Async Evals and Latency

@eval works with sync and async functions. The decorator measures function execution time and fills latency if you don’t set it. If you measure just your model/agent call, set latency on each EvalResult yourself.

import asyncio, time
from twevals import eval, EvalResult

async def run_agent(prompt: str):
    start = time.time()
    await asyncio.sleep(0.2)  # simulate call
    return EvalResult(input=prompt, output="ok", latency=time.time() - start)

@eval(dataset="customer_service")
async def test_refund_requests():
    return [await run_agent("I want a refund")]  # list of EvalResult

Custom Evaluators (attach scores programmatically)

You can provide evaluators=[...] to @eval(...). Each evaluator receives an EvalResult and can return a Score-like dict, a list of scores, or a new EvalResult. Returned scores are appended to the result.

from twevals import eval, EvalResult

def reference_match(result: EvalResult):
    ok = result.reference and str(result.reference).lower() in str(result.output).lower()
    return {"key": "reference_match", "passed": bool(ok)}

@eval(dataset="sentiment_analysis", evaluators=[reference_match])
def test_case():
    return EvalResult(input="I love it", output="positive", reference="positive")

See: examples/demo_eval_paramatrize.py (first example).

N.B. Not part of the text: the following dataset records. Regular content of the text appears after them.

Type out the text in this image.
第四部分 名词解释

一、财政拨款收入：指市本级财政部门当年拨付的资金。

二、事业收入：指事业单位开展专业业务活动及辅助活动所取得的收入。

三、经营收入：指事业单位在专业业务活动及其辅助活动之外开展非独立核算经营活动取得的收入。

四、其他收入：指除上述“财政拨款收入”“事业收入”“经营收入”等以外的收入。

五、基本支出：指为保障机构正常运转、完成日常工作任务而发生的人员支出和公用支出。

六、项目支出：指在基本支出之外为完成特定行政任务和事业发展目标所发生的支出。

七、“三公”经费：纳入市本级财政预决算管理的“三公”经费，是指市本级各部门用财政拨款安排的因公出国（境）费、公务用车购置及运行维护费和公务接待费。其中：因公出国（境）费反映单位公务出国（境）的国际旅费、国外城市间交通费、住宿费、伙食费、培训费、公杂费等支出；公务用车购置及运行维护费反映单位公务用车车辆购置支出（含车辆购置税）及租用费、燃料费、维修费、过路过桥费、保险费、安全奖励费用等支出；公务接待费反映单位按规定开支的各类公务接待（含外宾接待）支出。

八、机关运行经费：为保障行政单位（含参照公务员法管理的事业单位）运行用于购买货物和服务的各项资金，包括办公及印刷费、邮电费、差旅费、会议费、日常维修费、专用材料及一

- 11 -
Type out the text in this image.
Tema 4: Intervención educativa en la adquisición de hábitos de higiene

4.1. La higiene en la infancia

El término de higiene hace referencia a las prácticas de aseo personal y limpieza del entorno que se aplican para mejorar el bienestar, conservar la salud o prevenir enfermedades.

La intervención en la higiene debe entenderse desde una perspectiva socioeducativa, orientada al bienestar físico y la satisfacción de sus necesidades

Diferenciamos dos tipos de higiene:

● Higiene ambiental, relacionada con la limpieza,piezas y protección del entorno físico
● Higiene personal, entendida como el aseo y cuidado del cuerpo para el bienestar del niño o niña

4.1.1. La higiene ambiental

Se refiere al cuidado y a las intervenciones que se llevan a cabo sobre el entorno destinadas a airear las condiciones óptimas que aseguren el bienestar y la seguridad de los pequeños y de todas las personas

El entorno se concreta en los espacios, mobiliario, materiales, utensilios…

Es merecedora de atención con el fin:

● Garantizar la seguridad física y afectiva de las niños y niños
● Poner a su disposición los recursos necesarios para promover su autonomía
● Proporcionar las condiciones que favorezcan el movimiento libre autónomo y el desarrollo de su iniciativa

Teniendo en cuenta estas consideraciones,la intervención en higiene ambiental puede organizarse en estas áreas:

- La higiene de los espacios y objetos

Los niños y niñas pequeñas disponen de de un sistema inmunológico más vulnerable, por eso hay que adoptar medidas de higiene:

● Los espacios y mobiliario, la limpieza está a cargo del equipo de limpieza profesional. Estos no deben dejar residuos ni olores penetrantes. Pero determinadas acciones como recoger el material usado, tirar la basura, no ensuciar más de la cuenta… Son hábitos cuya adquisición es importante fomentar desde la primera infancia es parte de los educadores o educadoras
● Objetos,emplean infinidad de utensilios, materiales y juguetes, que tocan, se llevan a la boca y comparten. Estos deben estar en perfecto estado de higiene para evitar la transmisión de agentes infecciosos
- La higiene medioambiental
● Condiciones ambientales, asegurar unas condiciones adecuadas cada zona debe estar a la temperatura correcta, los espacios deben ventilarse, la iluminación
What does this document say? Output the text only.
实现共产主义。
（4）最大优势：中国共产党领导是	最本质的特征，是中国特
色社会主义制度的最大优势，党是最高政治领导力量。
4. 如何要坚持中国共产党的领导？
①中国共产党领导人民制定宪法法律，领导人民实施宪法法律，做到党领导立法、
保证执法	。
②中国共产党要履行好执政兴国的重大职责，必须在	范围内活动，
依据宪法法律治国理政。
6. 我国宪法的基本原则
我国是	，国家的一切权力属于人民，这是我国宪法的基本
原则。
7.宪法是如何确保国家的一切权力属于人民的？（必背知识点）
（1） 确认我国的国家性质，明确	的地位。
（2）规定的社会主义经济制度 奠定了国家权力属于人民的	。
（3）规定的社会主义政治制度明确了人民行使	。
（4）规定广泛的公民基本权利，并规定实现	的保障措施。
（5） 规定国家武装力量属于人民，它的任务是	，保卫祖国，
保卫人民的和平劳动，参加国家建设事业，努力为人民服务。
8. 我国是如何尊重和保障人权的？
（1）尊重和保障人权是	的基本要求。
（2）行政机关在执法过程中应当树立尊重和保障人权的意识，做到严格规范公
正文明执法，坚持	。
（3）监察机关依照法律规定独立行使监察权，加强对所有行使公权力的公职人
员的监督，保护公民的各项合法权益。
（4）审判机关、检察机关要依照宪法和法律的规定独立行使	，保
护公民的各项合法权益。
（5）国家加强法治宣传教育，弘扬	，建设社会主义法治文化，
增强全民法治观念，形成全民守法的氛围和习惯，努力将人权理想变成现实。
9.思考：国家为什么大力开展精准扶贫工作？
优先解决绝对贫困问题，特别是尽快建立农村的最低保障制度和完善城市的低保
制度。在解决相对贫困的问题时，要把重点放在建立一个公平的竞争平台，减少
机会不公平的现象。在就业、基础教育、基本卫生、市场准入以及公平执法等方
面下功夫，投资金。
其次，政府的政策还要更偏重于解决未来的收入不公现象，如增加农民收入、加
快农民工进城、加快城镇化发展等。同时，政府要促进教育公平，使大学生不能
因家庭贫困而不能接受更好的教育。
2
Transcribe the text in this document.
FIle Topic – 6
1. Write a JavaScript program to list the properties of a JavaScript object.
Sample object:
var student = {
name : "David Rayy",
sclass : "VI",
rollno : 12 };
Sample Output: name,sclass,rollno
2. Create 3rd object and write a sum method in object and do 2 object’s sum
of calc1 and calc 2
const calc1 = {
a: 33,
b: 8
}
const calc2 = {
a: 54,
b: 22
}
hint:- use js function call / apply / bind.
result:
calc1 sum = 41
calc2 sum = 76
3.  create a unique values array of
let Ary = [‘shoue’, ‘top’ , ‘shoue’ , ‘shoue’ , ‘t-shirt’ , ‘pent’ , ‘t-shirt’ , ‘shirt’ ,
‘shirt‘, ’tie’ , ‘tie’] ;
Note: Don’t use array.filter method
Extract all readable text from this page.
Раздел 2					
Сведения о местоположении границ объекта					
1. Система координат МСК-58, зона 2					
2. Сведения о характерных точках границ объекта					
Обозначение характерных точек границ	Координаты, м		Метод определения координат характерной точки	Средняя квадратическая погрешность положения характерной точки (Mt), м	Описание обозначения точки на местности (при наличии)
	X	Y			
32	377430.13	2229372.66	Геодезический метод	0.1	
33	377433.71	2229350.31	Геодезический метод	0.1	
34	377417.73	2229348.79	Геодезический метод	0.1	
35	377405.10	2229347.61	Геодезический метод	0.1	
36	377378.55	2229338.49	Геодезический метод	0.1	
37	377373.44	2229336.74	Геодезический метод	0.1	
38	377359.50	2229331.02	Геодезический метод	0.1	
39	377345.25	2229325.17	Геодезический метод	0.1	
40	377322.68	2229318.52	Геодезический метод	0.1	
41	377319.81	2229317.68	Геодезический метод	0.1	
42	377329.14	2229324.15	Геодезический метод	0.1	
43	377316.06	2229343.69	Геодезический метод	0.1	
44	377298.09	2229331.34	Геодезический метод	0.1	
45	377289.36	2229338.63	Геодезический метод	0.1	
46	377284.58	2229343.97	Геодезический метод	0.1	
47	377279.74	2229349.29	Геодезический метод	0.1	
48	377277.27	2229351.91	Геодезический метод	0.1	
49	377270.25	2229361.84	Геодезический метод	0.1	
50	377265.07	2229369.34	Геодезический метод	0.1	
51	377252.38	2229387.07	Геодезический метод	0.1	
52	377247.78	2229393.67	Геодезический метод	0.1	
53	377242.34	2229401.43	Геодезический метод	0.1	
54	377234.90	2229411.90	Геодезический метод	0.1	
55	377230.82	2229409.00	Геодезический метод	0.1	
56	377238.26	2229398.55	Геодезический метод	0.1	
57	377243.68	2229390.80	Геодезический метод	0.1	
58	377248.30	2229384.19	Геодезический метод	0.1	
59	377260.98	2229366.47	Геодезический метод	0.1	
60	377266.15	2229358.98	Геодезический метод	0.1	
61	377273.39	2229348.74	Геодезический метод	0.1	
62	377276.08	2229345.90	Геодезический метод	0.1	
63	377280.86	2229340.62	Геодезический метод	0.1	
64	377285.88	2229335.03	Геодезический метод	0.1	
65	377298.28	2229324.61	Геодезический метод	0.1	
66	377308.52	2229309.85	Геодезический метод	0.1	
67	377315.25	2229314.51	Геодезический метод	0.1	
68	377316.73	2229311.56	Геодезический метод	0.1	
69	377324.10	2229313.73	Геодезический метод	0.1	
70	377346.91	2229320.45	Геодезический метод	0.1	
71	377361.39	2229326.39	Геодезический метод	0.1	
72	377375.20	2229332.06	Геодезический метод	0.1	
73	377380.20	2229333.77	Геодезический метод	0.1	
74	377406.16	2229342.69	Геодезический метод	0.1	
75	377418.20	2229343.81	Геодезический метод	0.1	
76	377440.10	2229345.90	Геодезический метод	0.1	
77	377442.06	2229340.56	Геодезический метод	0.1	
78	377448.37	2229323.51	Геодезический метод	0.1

Organizing and Discovering Evals

  • Put evals in .py files; discovery ignores files starting with _.
  • If you don’t pass dataset=..., it defaults to the filename.
  • Use short, lowercase labels (e.g., prod, smoke) for filtering.

Run by path or file:

poetry run twevals run tests/
poetry run twevals run examples/demo_eval.py

Filter by dataset/label:

poetry run twevals run tests/ --dataset my_dataset
poetry run twevals run tests/ --label prod --label smoke

Save results and inspect:

poetry run twevals run tests/ -o results.json
cat results.json  # contains summary + all results

Result Shape (EvalResult)

EvalResult is Pydantic‑validated. Scores can be a single score (dict) or a list of scores.

from twevals import EvalResult

EvalResult(
    input="...",          # required: Input that was used to generate the output
    output="...",         # required: Output that was generated
    reference="...",      # optional: Expected output
    scores=[               # optional (dict or list of dicts): Evaluation results
        {"key": "accuracy", "value": 0.93},
        {"key": "pass", "passed": True, "notes": "ok"},
    ],
    error=None,            # optional: Error message (string)
    latency=0.123,         # optional: Execution time in seconds
    metadata={"model": "gpt-4"},  # optional: Additional custom data
    run_data={"attempts": 3},     # optional: Extra run‑specific JSON stored and shown in UI
)

Notes:

  • Each score must include either value (numeric) or passed (boolean). notes is optional and shown in the UI.
  • The UI also supports saving a single free‑form annotation per result via the web editor/API; this is persisted in the JSON results.

CLI Reference (common)

# Serve and browse (recommended)
twevals serve examples --quiet
# Open http://127.0.0.1:8000

# Headless run (save to files, no UI)
twevals run path/or/file.py

# Filter
twevals run tests/ --dataset my_dataset
twevals run tests/ --label prod --label smoke

# Concurrency, verbose, save JSON/CSV
twevals run tests/ -c 4 -v -o results.json --csv results.csv

Developing

poetry install
poetry run pytest -q
poetry run pytest --cov=twevals  # coverage
poetry run ruff check twevals tests
poetry run black .

Helpful demo entry-point:

poetry run twevals serve examples

For deeper module internals, see twevals/README.md. The tests under tests/ demonstrate discovery, filtering, CLI options, async handling, and formatting.